I am so excited to meet this baby! I am so filled with joy about this new stage of life now. Every time I go for my swim at the gym I find myself smiling underwater, just thinking about my THREE kids and how fun and crazy life will be in a matter of DAYS now!
Less than 2 weeks to go! A few weeks ago, people seemed surprised that I was so close to the end of this pregnancy - they said I looked small. Not anymore! The comments I get from friends and passers by are, "wow, any day now, huh?" The torpedo-belly is emerging for the world to see and maybe it has something to do with the way I walk too, the tired look on my face or the involuntary grunting noises I make when I go from sitting to standing. I'm ready. Now is this baby?......
This pregnancy has been similar to the previous ones, except when you add two other kids to the mix you get a lot more exhausted along the way. I don't have a ton to complain about except heart burn, some back pain, and in the beginning some lovely puking. :-) This MAY be our last pregnancy (no promises) so I'm trying to enjoy this time while it's here. The nightly dance sessions the baby has in my tummy cracks me up. Finn and Selah are excited for the new little one too. Selah helped me wash and fold all the burp cloths and receiving blankets last night. It was so cute. She's gonna be a great big sister. They both randomly come up to the belly to give hugs & kisses and say hello and good night to the baby. :-)
Surprises: We don't know the gender yet. It's sealed in an envelope in our room and we still haven't peeked! We probably won't at this point. I wanted the option to open it at Christmas...but we held out. I'm looking forward to the surprise now. My dad thinks it's a girl and he's been right for the last 3 grandchildren! A couple of good friends have strong feelings that it's a boy....so someone's wrong.
Names: We have some that have been at the top of our list for a while now, but this week Nate and I both went back to the drawing board. We found Selah's name the night before she was born. So it might happen like that again!

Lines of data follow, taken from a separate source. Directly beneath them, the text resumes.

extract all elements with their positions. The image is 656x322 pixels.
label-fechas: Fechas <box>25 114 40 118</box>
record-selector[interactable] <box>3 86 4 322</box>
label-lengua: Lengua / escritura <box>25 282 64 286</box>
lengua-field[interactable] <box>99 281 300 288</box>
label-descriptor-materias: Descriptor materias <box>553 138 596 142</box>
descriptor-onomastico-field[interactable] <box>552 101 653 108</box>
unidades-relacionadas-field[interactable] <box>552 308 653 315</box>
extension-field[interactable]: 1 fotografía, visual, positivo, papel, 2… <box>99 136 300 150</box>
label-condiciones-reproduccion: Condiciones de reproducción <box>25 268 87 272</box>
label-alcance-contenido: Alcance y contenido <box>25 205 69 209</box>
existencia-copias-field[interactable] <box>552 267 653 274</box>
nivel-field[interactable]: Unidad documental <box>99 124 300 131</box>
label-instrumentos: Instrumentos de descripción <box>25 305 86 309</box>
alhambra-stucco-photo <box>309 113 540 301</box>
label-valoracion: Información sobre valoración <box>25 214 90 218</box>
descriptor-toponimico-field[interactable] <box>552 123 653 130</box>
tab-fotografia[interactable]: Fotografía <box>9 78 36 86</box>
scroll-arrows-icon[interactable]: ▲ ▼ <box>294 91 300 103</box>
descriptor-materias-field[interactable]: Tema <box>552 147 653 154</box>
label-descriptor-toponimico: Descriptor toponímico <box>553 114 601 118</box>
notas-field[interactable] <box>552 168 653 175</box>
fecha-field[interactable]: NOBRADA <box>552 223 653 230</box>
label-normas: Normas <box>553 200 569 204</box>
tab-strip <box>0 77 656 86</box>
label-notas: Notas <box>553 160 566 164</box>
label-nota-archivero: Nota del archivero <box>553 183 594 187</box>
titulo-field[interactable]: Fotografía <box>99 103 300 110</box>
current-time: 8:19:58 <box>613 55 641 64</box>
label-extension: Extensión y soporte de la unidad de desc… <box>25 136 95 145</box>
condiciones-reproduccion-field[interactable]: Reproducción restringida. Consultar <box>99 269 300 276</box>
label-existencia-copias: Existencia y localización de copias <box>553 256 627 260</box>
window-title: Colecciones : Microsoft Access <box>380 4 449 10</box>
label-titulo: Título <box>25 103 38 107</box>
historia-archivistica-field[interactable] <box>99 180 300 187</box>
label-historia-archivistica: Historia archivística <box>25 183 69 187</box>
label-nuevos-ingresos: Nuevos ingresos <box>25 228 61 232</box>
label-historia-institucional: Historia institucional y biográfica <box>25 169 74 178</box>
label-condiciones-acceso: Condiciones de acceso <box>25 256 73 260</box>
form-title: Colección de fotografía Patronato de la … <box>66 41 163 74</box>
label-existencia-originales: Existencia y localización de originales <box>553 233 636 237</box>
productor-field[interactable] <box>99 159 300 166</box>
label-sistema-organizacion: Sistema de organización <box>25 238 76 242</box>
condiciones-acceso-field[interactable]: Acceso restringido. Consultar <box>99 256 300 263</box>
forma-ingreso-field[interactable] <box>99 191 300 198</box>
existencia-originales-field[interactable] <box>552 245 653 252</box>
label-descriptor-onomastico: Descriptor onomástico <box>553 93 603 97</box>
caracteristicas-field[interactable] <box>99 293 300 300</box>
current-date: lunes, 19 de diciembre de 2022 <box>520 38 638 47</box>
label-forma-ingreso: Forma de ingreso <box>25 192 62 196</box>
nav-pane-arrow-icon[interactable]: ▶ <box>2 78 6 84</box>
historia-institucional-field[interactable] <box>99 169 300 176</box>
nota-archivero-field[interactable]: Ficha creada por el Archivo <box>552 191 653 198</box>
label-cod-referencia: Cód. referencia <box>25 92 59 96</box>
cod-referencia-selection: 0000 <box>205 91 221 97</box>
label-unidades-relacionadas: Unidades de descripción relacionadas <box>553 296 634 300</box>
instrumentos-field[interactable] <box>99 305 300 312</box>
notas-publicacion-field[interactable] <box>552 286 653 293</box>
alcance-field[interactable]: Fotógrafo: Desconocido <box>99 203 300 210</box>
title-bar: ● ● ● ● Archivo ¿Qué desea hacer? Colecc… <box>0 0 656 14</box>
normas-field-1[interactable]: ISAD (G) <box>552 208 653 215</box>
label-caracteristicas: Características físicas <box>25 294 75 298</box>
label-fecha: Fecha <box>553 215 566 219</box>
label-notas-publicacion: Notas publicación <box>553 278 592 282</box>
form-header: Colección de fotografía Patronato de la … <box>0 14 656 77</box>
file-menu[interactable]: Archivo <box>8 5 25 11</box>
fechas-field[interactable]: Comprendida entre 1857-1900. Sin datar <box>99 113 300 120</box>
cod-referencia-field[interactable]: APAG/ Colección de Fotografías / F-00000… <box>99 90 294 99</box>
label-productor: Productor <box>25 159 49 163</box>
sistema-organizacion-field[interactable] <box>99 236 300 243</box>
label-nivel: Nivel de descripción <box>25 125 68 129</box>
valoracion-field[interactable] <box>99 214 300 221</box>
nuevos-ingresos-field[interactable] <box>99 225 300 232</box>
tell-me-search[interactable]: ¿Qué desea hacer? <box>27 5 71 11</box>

My tools: I've got a morning and nightly routine of some yoga stretches that keep me from feeling like I'm 90. Swimming twice a week has also been helpful. Tums are my best friend now, as well as Evening Primrose Oil lately. I've borrowed my friend Lindsay's HypnoBabies cds again this time. I used them with my other two pregnancies, and with Finn's it really did help, though I had to skip a couple of sessions and fast forward to the end of the cds because he came early! It was so relaxing and really helped when transitioning to "active labor". The self-hypnosis is supposed to allow you to have a painless childbirth experience. I didn't experience that exactly, but it did help. The problem is, every time I sit down to listen to a 30 minute session now, I fall asleep. But I'm getting really restful naps! If I listen to it after 9pm, I end up sleeping all night on the couch. Maybe some of the hypnosis is slipping into my subconsciousness while I'm asleep!
Delivery: This is so up in the air right now (not that you can ever really predict it). I had a great experience with Finn's birth for the most part. I labored all day at home (and the beach with friends, and then at home with Nate) and then went to the hospital at 8 centimeters dilated and had a wonderful natural birth. However....Finn was over 9 lbs even 10 days early, and had minor shoulder dystocia. (His shoulders were stuck briefly) All of that caused a little trauma to my body, but I recovered. When Selah's time came around, the doctors in SB were really really nervous and cautious and strongly encouraged a c-section. So we went with that. Now, the doctors and midwives here with Kaiser are encouraging me to have a VBAC (vaginal birth after cesarean). They say they wouldn't have suggested a c-section last time around (frustrating....but I can't turn back time). My doctor doesn't agree with inducing labor with a VBAC either, which I'm fine with. So the plan is, a scheduled c-section on April 2nd, or if I go into labor before then, we go for the VBAC! I'm hoping for VBAC (soon) but I'll be happy with a healthy baby no matter what.
Please keep us and the baby in your prayers!